Delta airplane
Credit: anouchka/Getty Images

If you thought your holiday travel experience was bad, think again.

According to The Points Guy, passengers on a Delta flight from Beijing, China to Seattle, Washington ended up on a major detour landing them on the remote island of Shemya in Alaska for about 12 hours on the morning of Dec. 24.

The 194 passengers on Flight 128 were told that a “potential engine issue” caused their flight to be diverted temporarily, but they never expected to be dropped off on a tiny island that is basically just a runway strip and an Air Force refueling hub.

After the passengers landed, Delta immediately dispatched a new aircraft with a team of mechanics, airport customer service, and a new plane crew to continue on their journey, according to the Anchorage Daily News.

The weather on Shemya on Dec. 24 was a brisk high of 39 degrees Fahrenheit and a low of 36, with winds reaching up to 27 miles per hour. Not exactly the ideal place to hang out, but luckily there were facilities on the island for passengers to wait indoors, according to Delta.

The small island is not a stranger to diverted planes, actually.
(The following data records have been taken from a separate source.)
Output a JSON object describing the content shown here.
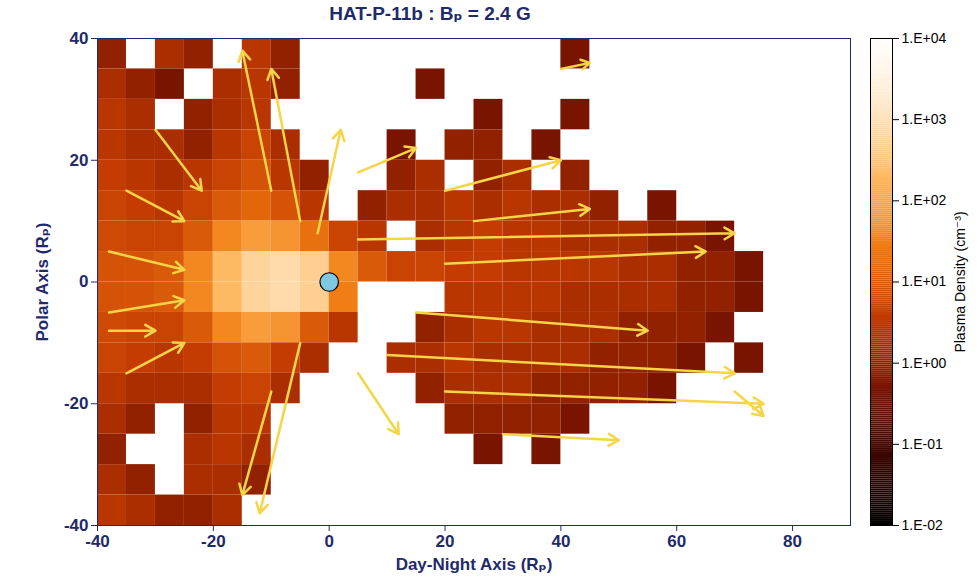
{
  "chart_data": {
    "type": "heatmap",
    "title": "HAT-P-11b : Bₚ = 2.4 G",
    "x_label": "Day-Night Axis (Rₚ)",
    "y_label": "Polar Axis (Rₚ)",
    "xlim": [
      -40,
      90
    ],
    "ylim": [
      -40,
      40
    ],
    "xticks": [
      -40,
      -20,
      0,
      20,
      40,
      60,
      80
    ],
    "yticks": [
      -40,
      -20,
      0,
      20,
      40
    ],
    "xbins": [
      -40,
      -35,
      -30,
      -25,
      -20,
      -15,
      -10,
      -5,
      0,
      5,
      10,
      15,
      20,
      25,
      30,
      35,
      40,
      45,
      50,
      55,
      60,
      65,
      70,
      75,
      80,
      85,
      90
    ],
    "ybins": [
      40,
      35,
      30,
      25,
      20,
      15,
      10,
      5,
      0,
      -5,
      -10,
      -15,
      -20,
      -25,
      -30,
      -35,
      -40
    ],
    "cells": [
      [
        1,
        null,
        2,
        1,
        null,
        3,
        1,
        null,
        null,
        null,
        null,
        null,
        null,
        null,
        null,
        null,
        0.5,
        null,
        null,
        null,
        null,
        null,
        null,
        null,
        null,
        null
      ],
      [
        2,
        1,
        0.5,
        null,
        2,
        3,
        1,
        null,
        null,
        null,
        null,
        0.5,
        null,
        null,
        null,
        null,
        null,
        null,
        null,
        null,
        null,
        null,
        null,
        null,
        null,
        null
      ],
      [
        3,
        2,
        null,
        1,
        2,
        3,
        null,
        null,
        null,
        null,
        null,
        null,
        null,
        0.5,
        null,
        null,
        0.5,
        null,
        null,
        null,
        null,
        null,
        null,
        null,
        null,
        null
      ],
      [
        3,
        2,
        2,
        1,
        3,
        5,
        2,
        null,
        null,
        null,
        0.5,
        null,
        1,
        1,
        null,
        0.5,
        null,
        null,
        null,
        null,
        null,
        null,
        null,
        null,
        null,
        null
      ],
      [
        4,
        3,
        2,
        3,
        5,
        8,
        3,
        1,
        null,
        null,
        1,
        2,
        null,
        1,
        2,
        null,
        1,
        null,
        null,
        null,
        null,
        null,
        null,
        null,
        null,
        null
      ],
      [
        5,
        4,
        3,
        5,
        10,
        15,
        8,
        3,
        null,
        1,
        2,
        2,
        3,
        2,
        3,
        2,
        2,
        1,
        null,
        0.5,
        null,
        null,
        null,
        null,
        null,
        null
      ],
      [
        6,
        5,
        5,
        10,
        40,
        80,
        60,
        20,
        5,
        3,
        null,
        2,
        3,
        4,
        3,
        3,
        2,
        2,
        2,
        1,
        1,
        0.5,
        null,
        null,
        null,
        null
      ],
      [
        8,
        8,
        10,
        40,
        200,
        600,
        800,
        500,
        40,
        10,
        5,
        5,
        4,
        4,
        3,
        3,
        3,
        3,
        2,
        2,
        1,
        1,
        0.5,
        null,
        null,
        null
      ],
      [
        8,
        8,
        10,
        40,
        200,
        600,
        800,
        500,
        30,
        null,
        null,
        null,
        3,
        3,
        3,
        3,
        2,
        2,
        2,
        2,
        1,
        1,
        0.5,
        null,
        null,
        null
      ],
      [
        6,
        5,
        5,
        10,
        40,
        80,
        60,
        10,
        3,
        null,
        null,
        1,
        2,
        3,
        3,
        2,
        2,
        2,
        1,
        1,
        1,
        0.5,
        null,
        null,
        null,
        null
      ],
      [
        5,
        4,
        3,
        4,
        8,
        10,
        4,
        2,
        null,
        null,
        2,
        2,
        3,
        2,
        2,
        2,
        2,
        1,
        1,
        1,
        0.5,
        null,
        0.5,
        null,
        null,
        null
      ],
      [
        3,
        2,
        2,
        2,
        4,
        5,
        2,
        null,
        null,
        null,
        null,
        1,
        2,
        2,
        2,
        1,
        1,
        1,
        1,
        0.5,
        null,
        null,
        null,
        null,
        null,
        null
      ],
      [
        2,
        1,
        null,
        1,
        3,
        3,
        null,
        null,
        null,
        null,
        null,
        null,
        1,
        1,
        1,
        1,
        0.5,
        null,
        null,
        null,
        null,
        null,
        null,
        null,
        null,
        null
      ],
      [
        1,
        null,
        null,
        2,
        3,
        2,
        null,
        null,
        null,
        null,
        null,
        null,
        null,
        0.5,
        null,
        0.5,
        null,
        null,
        null,
        null,
        null,
        null,
        null,
        null,
        null,
        null
      ],
      [
        2,
        1,
        null,
        2,
        2,
        1,
        null,
        null,
        null,
        null,
        null,
        null,
        null,
        null,
        null,
        null,
        null,
        null,
        null,
        null,
        null,
        null,
        null,
        null,
        null,
        null
      ],
      [
        3,
        2,
        1,
        1,
        2,
        null,
        null,
        null,
        null,
        null,
        null,
        null,
        null,
        null,
        null,
        null,
        null,
        null,
        null,
        null,
        null,
        null,
        null,
        null,
        null,
        null
      ]
    ],
    "colorbar": {
      "label": "Plasma Density (cm⁻³)",
      "log": true,
      "range": [
        0.01,
        10000
      ],
      "ticks": [
        {
          "value": 0.01,
          "label": "1.E-02"
        },
        {
          "value": 0.1,
          "label": "1.E-01"
        },
        {
          "value": 1,
          "label": "1.E+00"
        },
        {
          "value": 10,
          "label": "1.E+01"
        },
        {
          "value": 100,
          "label": "1.E+02"
        },
        {
          "value": 1000,
          "label": "1.E+03"
        },
        {
          "value": 10000,
          "label": "1.E+04"
        }
      ],
      "colors": [
        "#000000",
        "#3a0600",
        "#7a1400",
        "#c23a00",
        "#f07a10",
        "#ffb860",
        "#ffe8c8",
        "#ffffff"
      ]
    },
    "planet": {
      "x": 0,
      "y": 0,
      "radius": 1.6,
      "color": "#7ec8e3"
    },
    "vectors": {
      "color": "#f5d547",
      "segments": [
        {
          "x1": 5,
          "y1": 7,
          "x2": 70,
          "y2": 8
        },
        {
          "x1": 20,
          "y1": 3,
          "x2": 65,
          "y2": 5
        },
        {
          "x1": 15,
          "y1": -5,
          "x2": 55,
          "y2": -8
        },
        {
          "x1": 10,
          "y1": -12,
          "x2": 70,
          "y2": -15
        },
        {
          "x1": 20,
          "y1": -18,
          "x2": 75,
          "y2": -20
        },
        {
          "x1": 30,
          "y1": -25,
          "x2": 50,
          "y2": -26
        },
        {
          "x1": 25,
          "y1": 10,
          "x2": 45,
          "y2": 12
        },
        {
          "x1": 20,
          "y1": 15,
          "x2": 40,
          "y2": 20
        },
        {
          "x1": 40,
          "y1": 35,
          "x2": 45,
          "y2": 36
        },
        {
          "x1": 70,
          "y1": -18,
          "x2": 75,
          "y2": -22
        },
        {
          "x1": -5,
          "y1": 10,
          "x2": -10,
          "y2": 35
        },
        {
          "x1": -10,
          "y1": 15,
          "x2": -15,
          "y2": 38
        },
        {
          "x1": -2,
          "y1": 8,
          "x2": 2,
          "y2": 25
        },
        {
          "x1": 5,
          "y1": 18,
          "x2": 15,
          "y2": 22
        },
        {
          "x1": -5,
          "y1": -10,
          "x2": -12,
          "y2": -38
        },
        {
          "x1": -10,
          "y1": -18,
          "x2": -15,
          "y2": -35
        },
        {
          "x1": 5,
          "y1": -15,
          "x2": 12,
          "y2": -25
        },
        {
          "x1": -38,
          "y1": 5,
          "x2": -25,
          "y2": 2
        },
        {
          "x1": -38,
          "y1": -5,
          "x2": -25,
          "y2": -3
        },
        {
          "x1": -35,
          "y1": 15,
          "x2": -25,
          "y2": 10
        },
        {
          "x1": -35,
          "y1": -15,
          "x2": -25,
          "y2": -10
        },
        {
          "x1": -30,
          "y1": 25,
          "x2": -22,
          "y2": 15
        },
        {
          "x1": -38,
          "y1": -8,
          "x2": -30,
          "y2": -8
        }
      ]
    }
  }
}
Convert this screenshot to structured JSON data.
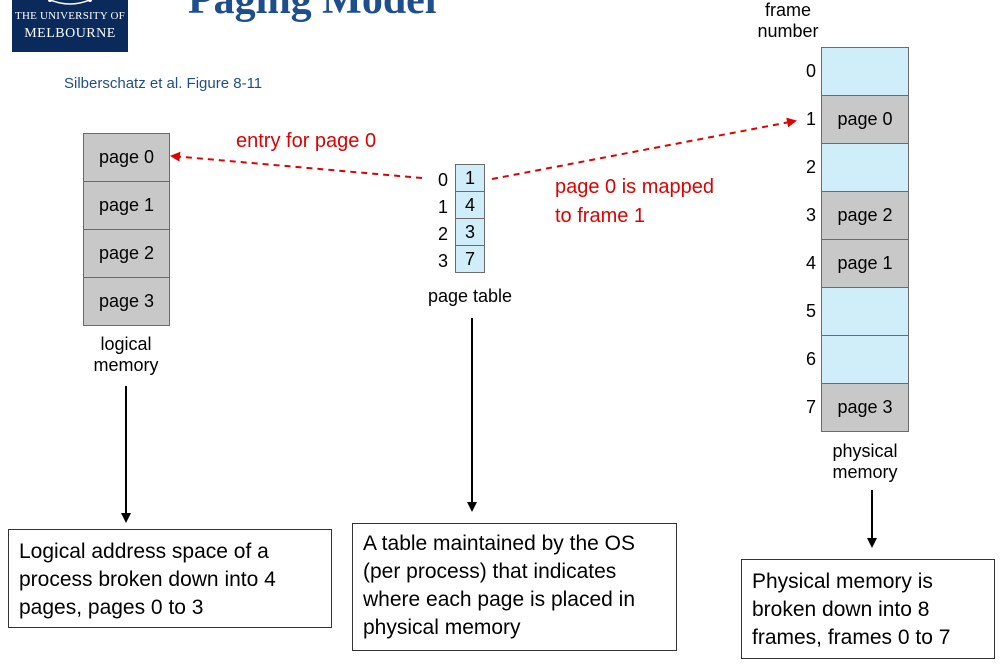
{
  "logo": {
    "line1": "THE UNIVERSITY OF",
    "line2": "MELBOURNE"
  },
  "title": "Paging Model",
  "caption": "Silberschatz et al. Figure 8-11",
  "logical_memory": {
    "pages": [
      "page 0",
      "page 1",
      "page 2",
      "page 3"
    ],
    "label_line1": "logical",
    "label_line2": "memory"
  },
  "page_table": {
    "indices": [
      "0",
      "1",
      "2",
      "3"
    ],
    "entries": [
      "1",
      "4",
      "3",
      "7"
    ],
    "label": "page table"
  },
  "physical_memory": {
    "header_line1": "frame",
    "header_line2": "number",
    "frame_numbers": [
      "0",
      "1",
      "2",
      "3",
      "4",
      "5",
      "6",
      "7"
    ],
    "frames": [
      "",
      "page 0",
      "",
      "page 2",
      "page 1",
      "",
      "",
      "page 3"
    ],
    "label_line1": "physical",
    "label_line2": "memory"
  },
  "annotations": {
    "entry_for_page0": "entry for page 0",
    "mapped_line1": "page 0 is mapped",
    "mapped_line2": "to frame 1"
  },
  "notes": {
    "logical": [
      "Logical address space of a",
      "process broken down into 4",
      "pages, pages 0 to 3"
    ],
    "table": [
      "A table maintained by the OS",
      "(per process) that indicates",
      "where each page is placed in",
      "physical memory"
    ],
    "physical": [
      "Physical memory is",
      "broken down into 8",
      "frames, frames 0 to 7"
    ]
  },
  "colors": {
    "used_frame": "#c8c8c8",
    "free_frame": "#cfeefa",
    "annotation": "#e00000",
    "title": "#1f4e8c"
  }
}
The little respite in southwest Alaska is often used for emergency landings or as a refueling station for commercial flights heading across the Pacific Ocean, reported the Atlanta Journal-Constitution.

According to Alaska Public Media, the passengers all safely got onto another flight around 4 p.m. local time and landed at Seattle-Tacoma International Airport around 10 p.m. the same day, so no one had to miss Christmas after all.

Delta has not commented on what caused the mechanical issue. Hopefully nothing odd caused it.

“Delta apologizes to customers for the delay and has sent another aircraft to continue the flight to Seattle,” Huddleston said. “The safety of our customers and crew is always Delta’s top priority,” the airline said in a statement, according to the Seattle Times.